Le leader syndical n'est pas particulièrement inquiet de l'impact, auprès de l'opinion publique d'arrêts de travail, au moment des départs en vacances: «Les 40% d'opinions favorables que nous avons [correspondent à] des usagers qui vont au-delà des cheminots et se positionnent sur la notion de service public.»
Pas question, en tout cas, pour le mois de juillet de multiplier les jours de grève. Certains grévistes totalisent trente jours d’arrêt de travail au compteur qui pèsent lourd sur leur fiche de paie. La mobilisation ne pourra donc être ciblée que sur quelques dates.
Reste la question de l’utilité de nouveaux jours de grève alors que le texte de la réforme ferroviaire a été voté. Sauf avis contraire du Conseil constitutionnel, la fin du statut des cheminots pour les nouveaux embauchés, la transformation de la SNCF en société anonyme et l’ouverture à la concurrence des lignes nationales comme régionales sont désormais irréversibles. Le gouvernement a, en outre, les coudées franches pour prendre des décrets d’application sur le calendrier et les détails de la mise en œuvre de la loi. L’exécutif peut par ailleurs prendre des ordonnances pour les sujets plus importants que le texte de loi sur la réforme ferroviaire n’aborde pas particulièrement, comme le devenir des petites lignes.
Négociations sur le statut
Pour autant, les organisations syndicales veulent maintenir la pression pour la «troisième mi-temps «qui ne fait que débuter. La partie maintenant se jouer devant l’Union des transports publics. Cet organisme patronal regroupe l’ensemble des entreprises ferroviaires présentes en France. Or, il leur revient d’élaborer la future convention collective des salariés du monde du rail. Ce document viendra remplacer feu le statut des cheminots et précisera aussi bien le temps de travail que les rémunérations pour les dizaines de métiers du train. Pas moins de dix-huit mois sont prévus pour rédiger ce volumineux document. C’est justement sur cette négociation que veulent peser les quatre syndicats de la SNCF qui, cette fois-ci agiront en front désuni.
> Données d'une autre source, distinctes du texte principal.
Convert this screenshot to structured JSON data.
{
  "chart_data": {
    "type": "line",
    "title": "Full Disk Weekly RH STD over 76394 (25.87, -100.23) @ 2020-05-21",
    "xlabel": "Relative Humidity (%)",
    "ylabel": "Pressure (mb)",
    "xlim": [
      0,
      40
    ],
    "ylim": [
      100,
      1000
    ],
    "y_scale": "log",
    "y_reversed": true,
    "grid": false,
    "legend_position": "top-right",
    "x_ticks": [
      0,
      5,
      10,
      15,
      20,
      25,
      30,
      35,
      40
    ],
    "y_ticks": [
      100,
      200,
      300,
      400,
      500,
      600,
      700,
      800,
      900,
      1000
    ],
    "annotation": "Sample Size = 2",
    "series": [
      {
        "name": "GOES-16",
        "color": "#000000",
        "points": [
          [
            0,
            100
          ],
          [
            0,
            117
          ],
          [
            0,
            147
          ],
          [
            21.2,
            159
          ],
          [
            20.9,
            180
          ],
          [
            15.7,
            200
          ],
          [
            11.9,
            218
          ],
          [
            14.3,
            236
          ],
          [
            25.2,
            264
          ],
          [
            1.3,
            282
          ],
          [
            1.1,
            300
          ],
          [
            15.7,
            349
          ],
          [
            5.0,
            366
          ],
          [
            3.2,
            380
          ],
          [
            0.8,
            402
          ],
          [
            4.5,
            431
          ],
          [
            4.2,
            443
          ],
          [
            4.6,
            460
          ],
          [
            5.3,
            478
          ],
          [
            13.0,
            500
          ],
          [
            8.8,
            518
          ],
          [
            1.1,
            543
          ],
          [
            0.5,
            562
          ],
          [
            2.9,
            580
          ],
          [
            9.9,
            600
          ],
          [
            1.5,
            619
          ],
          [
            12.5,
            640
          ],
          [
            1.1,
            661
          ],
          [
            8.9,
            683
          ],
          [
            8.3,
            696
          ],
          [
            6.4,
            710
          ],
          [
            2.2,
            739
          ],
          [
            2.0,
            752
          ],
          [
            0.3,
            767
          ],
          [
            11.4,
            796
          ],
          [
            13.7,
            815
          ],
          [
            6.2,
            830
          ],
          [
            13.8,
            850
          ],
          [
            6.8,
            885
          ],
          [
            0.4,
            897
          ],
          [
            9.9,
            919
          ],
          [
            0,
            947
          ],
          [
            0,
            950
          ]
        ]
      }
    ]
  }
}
Ainsi Sud entend prendre comme base de négociation l’actuel statut des cheminots et négocier pied à pied chaque point que voudra modifier l’UTP. Cette dernière, en revanche, va vraisemblablement partir d’une page blanche dans le but de construire, ex nihilo un nouveau statut des salariés du rail. Les discussions s’annoncent donc animées et l’Etat devrait se retrouver en position d’arbitre.
La première réunion de ce marathon social a eu lieu vendredi. La CGT en est sortie en qualifiant les échanges de provocation tandis que l’Unsa y a vu des avancées intéressantes. Les prémices d’un requiem pour une unité syndicale à l’avenir plus qu’incertain.